PRESSCORNER.ID – JAKARTA. Bank Indonesia (BI) melihat investasi mulai menjadi salah satu motor pertumbuhan ekonomi Indonesia, seiring mulai terealisasinya sejumlah proyek strategis pemerintah.
Deputi Gubernur BI Aida S. Budiman mengatakan, perbaikan investasi menjadi salah satu hal yang membedakan kinerja ekonomi pada kuartal II 2026. Hal tersebut terlihat baik dari investasi bangunan maupun non bangunan.
Sebagai informasi, pertumbuhan ekonomi kuartal II 2026 mencapai 5,29%, dengan pertumbuhan pembentukan modal tetap bruto (PMTB) atau investasi mencapai 6,87%.

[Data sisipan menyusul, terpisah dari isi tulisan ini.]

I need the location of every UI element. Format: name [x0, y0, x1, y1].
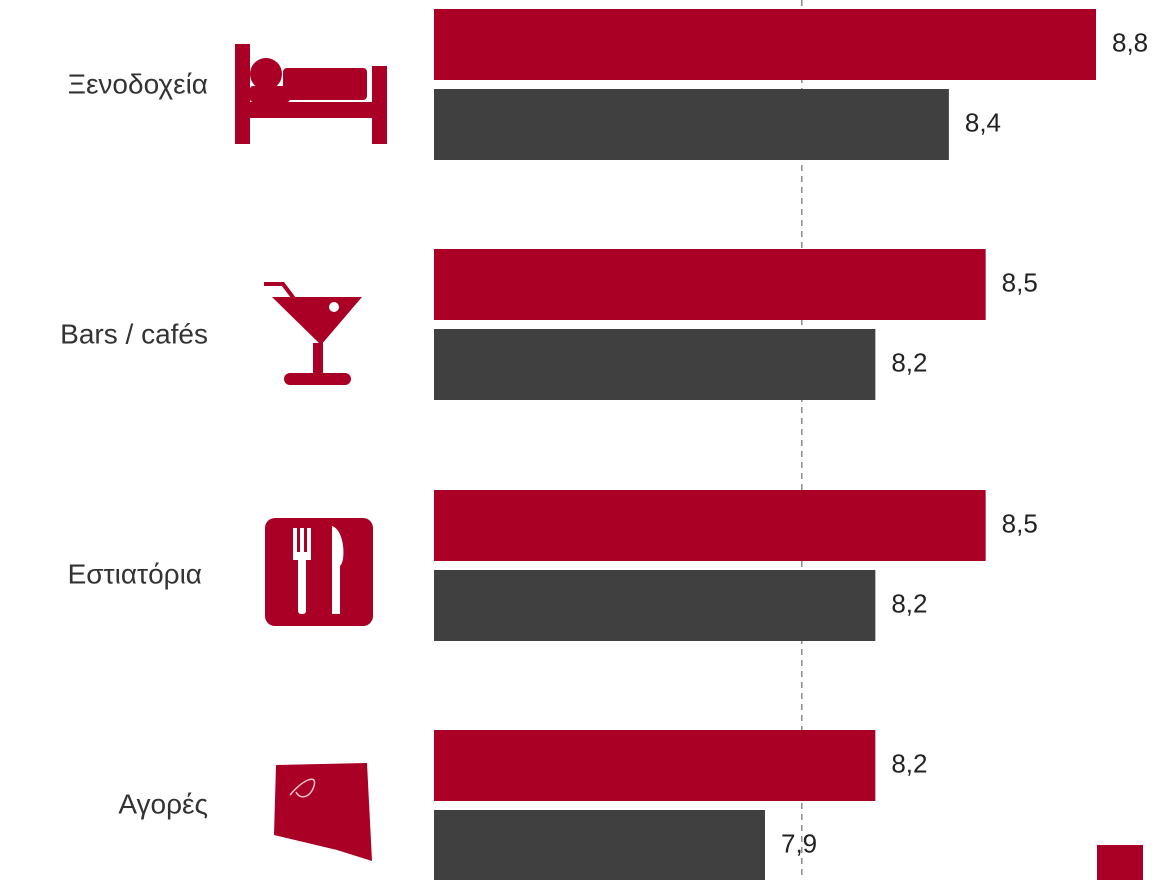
value-label-hotels-series-1: 8,8 [1112, 27, 1148, 57]
shopping-bag-icon [274, 763, 372, 861]
fork-knife-icon [265, 518, 373, 626]
value-label-bars-cafes-series-1: 8,5 [1002, 267, 1038, 297]
bar-shopping-series-1 [434, 730, 876, 801]
value-label-shopping-series-1: 8,2 [891, 748, 927, 778]
bars-group: 8,8 8,4 8,5 8,2 8,5 8,2 8,2 7,9 [434, 9, 1148, 880]
bar-restaurants-series-1 [434, 490, 986, 561]
legend-swatch [1097, 845, 1143, 880]
category-label-restaurants: Εστιατόρια [68, 558, 202, 589]
bar-hotels-series-2 [434, 89, 949, 160]
category-label-bars-cafes: Bars / cafés [60, 318, 208, 349]
value-label-hotels-series-2: 8,4 [965, 107, 1001, 137]
bar-shopping-series-2 [434, 810, 765, 880]
bar-bars-cafes-series-2 [434, 329, 876, 400]
bar-hotels-series-1 [434, 9, 1096, 80]
cocktail-glass-icon [264, 282, 362, 385]
bed-icon [235, 44, 387, 144]
value-label-restaurants-series-2: 8,2 [891, 588, 927, 618]
bar-bars-cafes-series-1 [434, 249, 986, 320]
category-label-hotels: Ξενοδοχεία [68, 68, 208, 99]
value-label-bars-cafes-series-2: 8,2 [891, 347, 927, 377]
value-label-restaurants-series-1: 8,5 [1002, 508, 1038, 538]
value-label-shopping-series-2: 7,9 [781, 828, 817, 858]
category-label-shopping: Αγορές [118, 788, 208, 819]
bar-restaurants-series-2 [434, 570, 876, 641]
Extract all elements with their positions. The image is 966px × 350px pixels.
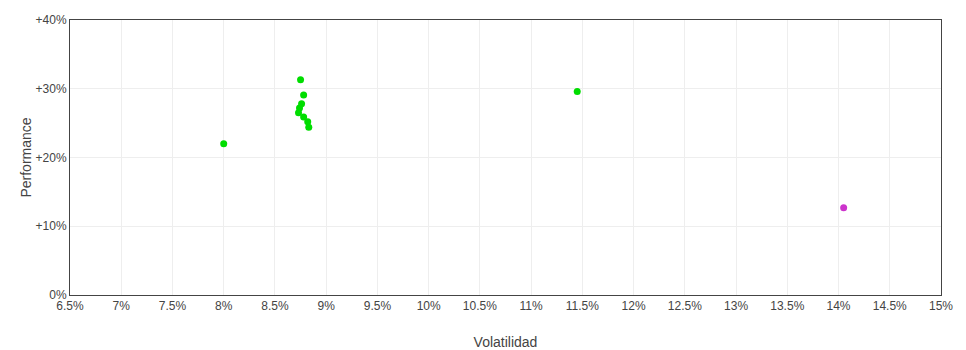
svg-text:14%: 14% [827,299,851,313]
svg-text:10%: 10% [417,299,441,313]
svg-text:12.5%: 12.5% [668,299,702,313]
svg-text:Performance: Performance [18,117,34,197]
svg-text:+30%: +30% [36,82,67,96]
svg-text:11.5%: 11.5% [566,299,599,313]
svg-text:0%: 0% [49,288,67,302]
svg-text:9.5%: 9.5% [364,299,392,313]
svg-text:13%: 13% [724,299,748,313]
svg-text:12%: 12% [622,299,646,313]
svg-text:Volatilidad: Volatilidad [474,334,538,350]
svg-text:6.5%: 6.5% [56,299,84,313]
svg-text:8%: 8% [215,299,233,313]
svg-text:7.5%: 7.5% [159,299,187,313]
svg-text:+20%: +20% [36,151,67,165]
svg-text:+40%: +40% [36,13,67,27]
svg-text:+10%: +10% [36,219,67,233]
svg-text:10.5%: 10.5% [463,299,497,313]
svg-text:8.5%: 8.5% [261,299,289,313]
svg-text:9%: 9% [318,299,336,313]
svg-text:13.5%: 13.5% [770,299,804,313]
svg-text:14.5%: 14.5% [873,299,907,313]
svg-text:11%: 11% [520,299,543,313]
svg-text:15%: 15% [929,299,953,313]
svg-text:7%: 7% [113,299,131,313]
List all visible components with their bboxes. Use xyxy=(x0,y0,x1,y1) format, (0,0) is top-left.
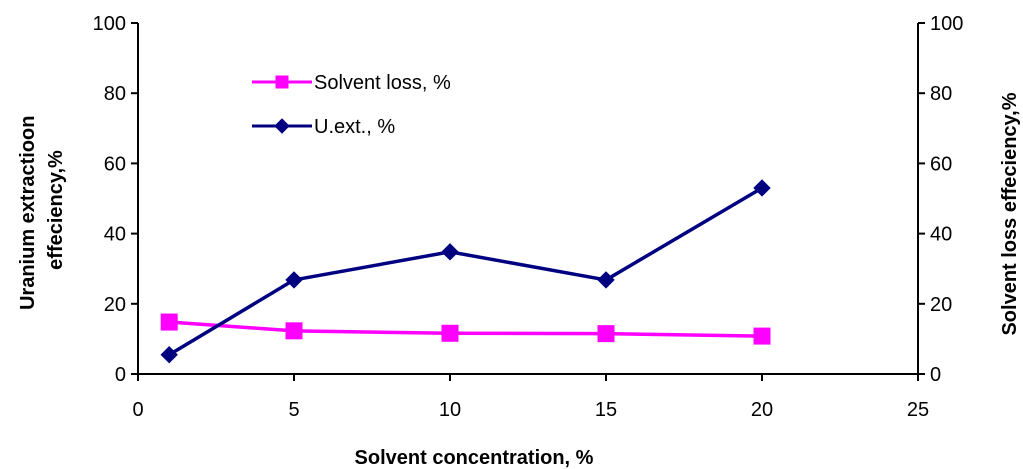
legend-marker-solvent-loss xyxy=(275,75,289,89)
x-tick-label: 25 xyxy=(907,399,929,421)
legend-entry-u-ext: U.ext., % xyxy=(252,116,395,138)
left-y-tick-label: 40 xyxy=(104,224,126,246)
left-y-tick-label: 20 xyxy=(104,294,126,316)
legend: Solvent loss, % U.ext., % xyxy=(252,72,451,138)
left-y-tick-label: 60 xyxy=(104,153,126,175)
series-line-solvent-loss xyxy=(169,320,763,338)
left-y-tick-label: 100 xyxy=(93,13,126,35)
marker-layer xyxy=(160,179,771,364)
axes-layer xyxy=(137,23,919,375)
left-y-axis-title-line1: Uranium extractioon xyxy=(17,116,39,310)
right-y-tick-label: 40 xyxy=(930,224,952,246)
data-point-u-ext xyxy=(753,179,771,197)
right-y-tick-label: 80 xyxy=(930,83,952,105)
legend-label-solvent-loss: Solvent loss, % xyxy=(314,72,451,94)
data-point-solvent-loss xyxy=(285,322,303,340)
right-y-tick-label: 0 xyxy=(930,364,941,386)
right-y-tick-label: 20 xyxy=(930,294,952,316)
x-tick-label: 20 xyxy=(751,399,773,421)
data-point-solvent-loss xyxy=(160,313,178,331)
x-tick-label: 10 xyxy=(439,399,461,421)
data-point-solvent-loss xyxy=(597,325,615,343)
left-y-axis-title-line2: effeciency,% xyxy=(45,150,67,270)
series-layer xyxy=(168,186,763,357)
x-axis-title: Solvent concentration, % xyxy=(355,447,594,469)
right-y-axis-title: Solvent loss effeciency,% xyxy=(999,92,1021,335)
right-y-tick-label: 100 xyxy=(930,13,963,35)
left-y-tick-label: 80 xyxy=(104,83,126,105)
left-y-tick-label: 0 xyxy=(115,364,126,386)
x-tick-label: 0 xyxy=(132,399,143,421)
x-tick-label: 15 xyxy=(595,399,617,421)
right-y-tick-label: 60 xyxy=(930,153,952,175)
x-tick-label: 5 xyxy=(288,399,299,421)
data-point-u-ext xyxy=(285,271,303,289)
legend-entry-solvent-loss: Solvent loss, % xyxy=(252,72,451,94)
data-point-u-ext xyxy=(160,345,178,364)
legend-label-u-ext: U.ext., % xyxy=(314,116,395,138)
data-point-u-ext xyxy=(441,243,459,261)
data-point-u-ext xyxy=(597,271,615,289)
left-y-axis-title: Uranium extractioon effeciency,% xyxy=(17,110,67,310)
data-point-solvent-loss xyxy=(441,324,459,342)
data-point-solvent-loss xyxy=(753,327,771,345)
legend-marker-u-ext xyxy=(274,118,290,134)
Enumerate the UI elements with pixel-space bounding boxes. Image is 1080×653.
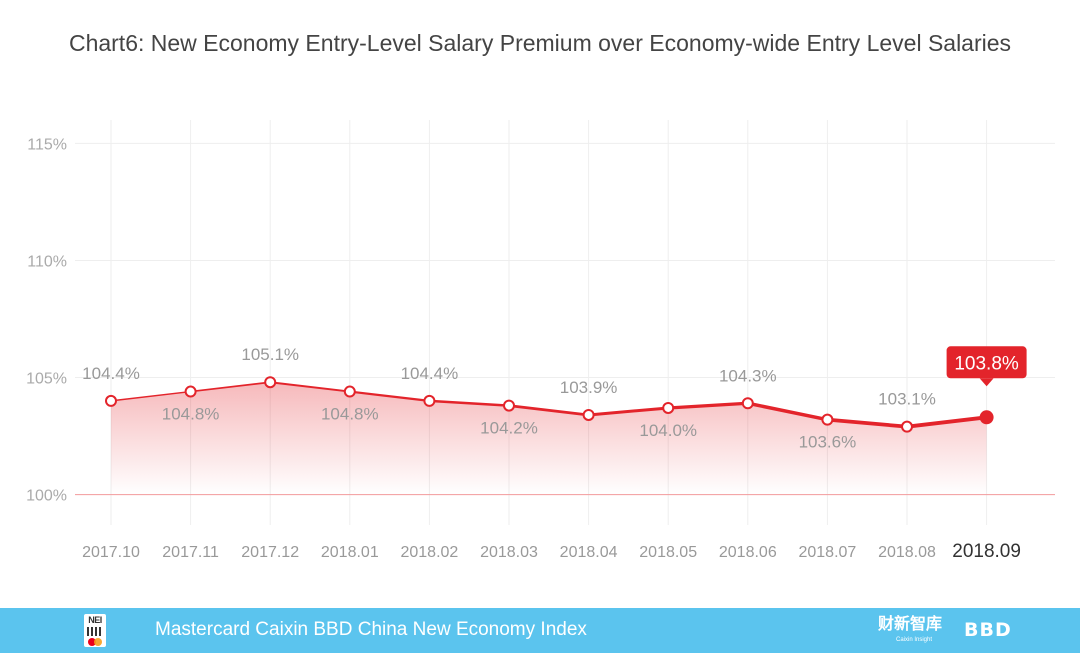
data-label: 104.0% [639, 421, 697, 440]
caixin-logo: 财新智库 [878, 616, 943, 633]
x-tick-label: 2017.10 [82, 544, 140, 561]
data-point [423, 394, 436, 407]
data-point [582, 408, 595, 421]
data-label: 105.1% [241, 345, 299, 364]
x-tick-label: 2018.06 [719, 544, 777, 561]
x-tick-label: 2018.04 [560, 544, 618, 561]
callout-box [946, 346, 1027, 379]
data-label-callout: 103.8% [946, 346, 1027, 387]
y-tick-label: 110% [27, 253, 67, 270]
data-label: 103.8% [954, 353, 1019, 374]
series-line-segment [269, 381, 351, 393]
data-point [503, 399, 515, 412]
y-tick-label: 105% [26, 371, 67, 388]
data-label: 104.8% [162, 405, 220, 424]
data-point-highlight [979, 410, 994, 425]
data-label: 103.6% [799, 433, 857, 452]
data-point [741, 397, 754, 410]
caixin-logo-subtitle: Caixin Insight [896, 637, 933, 643]
x-tick-label: 2017.12 [241, 544, 299, 561]
x-tick-label-highlight: 2018.09 [952, 541, 1021, 562]
x-tick-label: 2018.01 [321, 544, 379, 561]
series-line-segment [905, 415, 989, 429]
series-line-segment [428, 399, 511, 407]
data-label: 104.2% [480, 419, 538, 438]
line-chart: 100% 105% 110% 115% 104.4% 2017.10 104.8% 2017.… [26, 120, 1055, 562]
data-label: 104.3% [719, 366, 777, 385]
y-tick-label: 100% [26, 488, 67, 505]
bbd-logo: BBD [964, 619, 1012, 641]
series-line-segment [666, 401, 750, 410]
data-label: 103.1% [878, 390, 936, 409]
footer-title: Mastercard Caixin BBD China New Economy … [155, 619, 587, 640]
data-point [184, 385, 197, 398]
data-label: 104.4% [401, 364, 459, 383]
series-line-segment [587, 406, 670, 417]
x-tick-label: 2018.02 [400, 544, 458, 561]
series-line-segment [746, 401, 830, 422]
data-label: 104.4% [82, 364, 140, 383]
data-point [343, 385, 356, 398]
x-tick-label: 2018.08 [878, 544, 936, 561]
data-point [901, 420, 913, 433]
series-line-segment [507, 404, 590, 417]
series-line-segment [348, 390, 431, 403]
data-point [662, 401, 675, 414]
x-tick-label: 2018.03 [480, 544, 538, 561]
x-tick-label: 2018.07 [798, 544, 856, 561]
nei-logo-text: NEI [88, 615, 102, 625]
mastercard-icon [88, 638, 96, 646]
y-tick-label: 115% [27, 136, 67, 153]
chart-title: Chart6: New Economy Entry-Level Salary P… [68, 30, 1012, 56]
series-line-segment [189, 381, 272, 393]
series-line-segment [825, 417, 909, 429]
footer-bar: NEI Mastercard Caixin BBD China New Econ… [0, 608, 1080, 653]
x-tick-label: 2018.05 [639, 544, 697, 561]
data-point [105, 394, 117, 407]
x-tick-label: 2017.11 [162, 544, 219, 561]
data-point [821, 413, 834, 426]
data-label: 103.9% [560, 378, 618, 397]
nei-logo: NEI [84, 614, 106, 647]
data-label: 104.8% [321, 405, 379, 424]
callout-pointer [979, 378, 994, 387]
data-point [264, 376, 277, 389]
area-fill [111, 382, 987, 495]
series-line-segment [110, 390, 192, 402]
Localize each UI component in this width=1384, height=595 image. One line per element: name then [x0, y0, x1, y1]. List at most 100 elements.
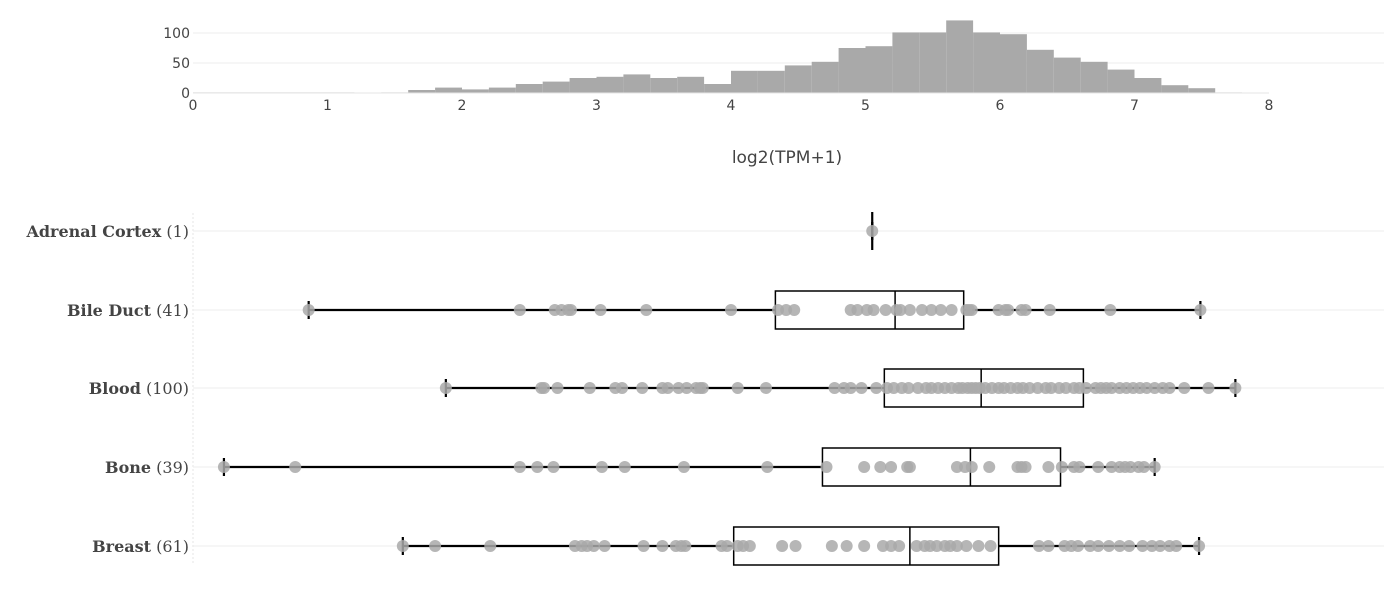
- histogram-bar: [650, 78, 678, 93]
- data-point: [950, 540, 963, 552]
- row-label-name: Bile Duct: [67, 301, 152, 320]
- histogram-bar: [704, 84, 731, 93]
- data-point: [640, 304, 653, 316]
- histogram-x-tick-label: 1: [323, 98, 332, 114]
- data-point: [1113, 540, 1126, 552]
- data-point: [679, 540, 692, 552]
- histogram-bar: [1134, 78, 1162, 93]
- data-point: [870, 382, 883, 394]
- row-label-count: (39): [151, 458, 189, 477]
- histogram-bar: [1053, 57, 1081, 93]
- row-label-count: (61): [151, 537, 189, 556]
- data-point: [743, 540, 756, 552]
- histogram-x-tick-label: 3: [592, 98, 601, 114]
- data-point: [903, 461, 916, 473]
- row-label-name: Breast: [92, 537, 152, 556]
- data-point: [1194, 304, 1207, 316]
- data-point: [874, 461, 887, 473]
- data-point: [788, 304, 801, 316]
- data-point: [972, 540, 985, 552]
- data-point: [696, 382, 709, 394]
- data-point: [564, 304, 577, 316]
- data-point: [858, 540, 871, 552]
- data-point: [1202, 382, 1215, 394]
- data-point: [1136, 540, 1149, 552]
- data-point: [538, 382, 551, 394]
- histogram-bar: [1188, 88, 1216, 93]
- chart-grid: [193, 32, 1384, 64]
- data-point: [855, 382, 868, 394]
- histogram-bar: [515, 84, 543, 93]
- row-label-name: Blood: [89, 379, 141, 398]
- row-label-count: (1): [161, 222, 189, 241]
- data-point: [960, 540, 973, 552]
- data-point: [637, 540, 650, 552]
- histogram-bar: [435, 87, 462, 93]
- data-point: [825, 540, 838, 552]
- row-label: Adrenal Cortex (1): [25, 222, 189, 241]
- data-point: [894, 304, 907, 316]
- data-point: [1092, 540, 1105, 552]
- row-label-name: Adrenal Cortex: [25, 222, 161, 241]
- histogram-bar: [1107, 69, 1135, 93]
- data-point: [616, 382, 629, 394]
- histogram-bar: [811, 61, 839, 93]
- histogram-bars: [193, 20, 1243, 94]
- box-row: Bone (39): [105, 447, 1384, 487]
- data-point: [618, 461, 631, 473]
- histogram-x-tick-label: 5: [861, 98, 870, 114]
- box-row: Adrenal Cortex (1): [25, 212, 1384, 250]
- histogram-bar: [462, 89, 489, 93]
- data-point: [789, 540, 802, 552]
- box-row: Bile Duct (41): [67, 290, 1384, 330]
- histogram-bar: [1026, 49, 1054, 93]
- row-label: Bone (39): [105, 458, 189, 477]
- data-point: [680, 382, 693, 394]
- histogram-axes: 0 50 100 0 1 2 3 4 5 6 7 8: [163, 26, 1273, 114]
- data-point: [1170, 540, 1183, 552]
- histogram-bar: [596, 76, 624, 93]
- data-point: [598, 540, 611, 552]
- data-point: [484, 540, 497, 552]
- data-point: [828, 382, 841, 394]
- data-point: [1073, 461, 1086, 473]
- histogram-bar: [838, 48, 866, 93]
- data-point: [934, 304, 947, 316]
- histogram-x-tick-label: 2: [458, 98, 467, 114]
- histogram-y-tick-label: 0: [181, 86, 190, 102]
- histogram-bar: [865, 46, 893, 93]
- data-point: [636, 382, 649, 394]
- data-point: [289, 461, 302, 473]
- data-point: [1102, 540, 1115, 552]
- data-point: [858, 461, 871, 473]
- data-point: [1163, 382, 1176, 394]
- data-point: [429, 540, 442, 552]
- data-point: [915, 304, 928, 316]
- data-point: [1178, 382, 1191, 394]
- data-point: [844, 382, 857, 394]
- row-label: Blood (100): [89, 379, 189, 398]
- data-point: [867, 304, 880, 316]
- data-point: [776, 540, 789, 552]
- histogram-bar: [919, 32, 947, 93]
- data-point: [731, 382, 744, 394]
- data-point: [761, 461, 774, 473]
- histogram-x-tick-label: 7: [1130, 98, 1139, 114]
- data-point: [1002, 304, 1015, 316]
- histogram-bar: [731, 70, 758, 93]
- row-label: Breast (61): [92, 537, 189, 556]
- data-point: [925, 304, 938, 316]
- data-point: [759, 382, 772, 394]
- data-point: [1193, 540, 1206, 552]
- histogram-bar: [757, 70, 785, 93]
- row-label-count: (41): [151, 301, 189, 320]
- data-point: [1072, 540, 1085, 552]
- histogram-x-tick-label: 0: [189, 98, 198, 114]
- data-point: [1042, 540, 1055, 552]
- histogram-bar: [1000, 34, 1027, 93]
- histogram-bar: [946, 20, 974, 93]
- data-point: [217, 461, 230, 473]
- histogram-x-tick-label: 6: [996, 98, 1005, 114]
- data-point: [903, 304, 916, 316]
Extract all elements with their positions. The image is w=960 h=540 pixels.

“Yang berbeda dalam PDB di kuartal kedua ini adalah membaiknya investasi, khususnya dari kedua sisi baik bangunan maupun non-bangunan,” ujar Aida dalam konferensi pers, Rabu (19/8/2026).
Menurutnya, perbaikan investasi terutama didorong mulai terealisasinya berbagai proyek strategis pemerintah.
Sejumlah proyek di kawasan industri (KI), kawasan ekonomi khusus (KEK), maupun proyek strategis lainnya mulai memasuki tahap groundbreaking.
Aida menilai realisasi proyek-proyek tersebut mulai memberikan tambahan terhadap pertumbuhan ekonomi domestik.
Selain investasi, belanja pemerintah juga turut memberikan momentum positif terhadap perekonomian pada kuartal II 2026.
Ia menyebut pengeluaran pemerintah, mulai dari belanja pegawai, pembelian barang dan jasa, hingga pembayaran gaji ke-13, turut menopang aktivitas ekonomi. “Ini semua membawa momentum yang positif untuk kuartal kedua 2026,” ujar Aida.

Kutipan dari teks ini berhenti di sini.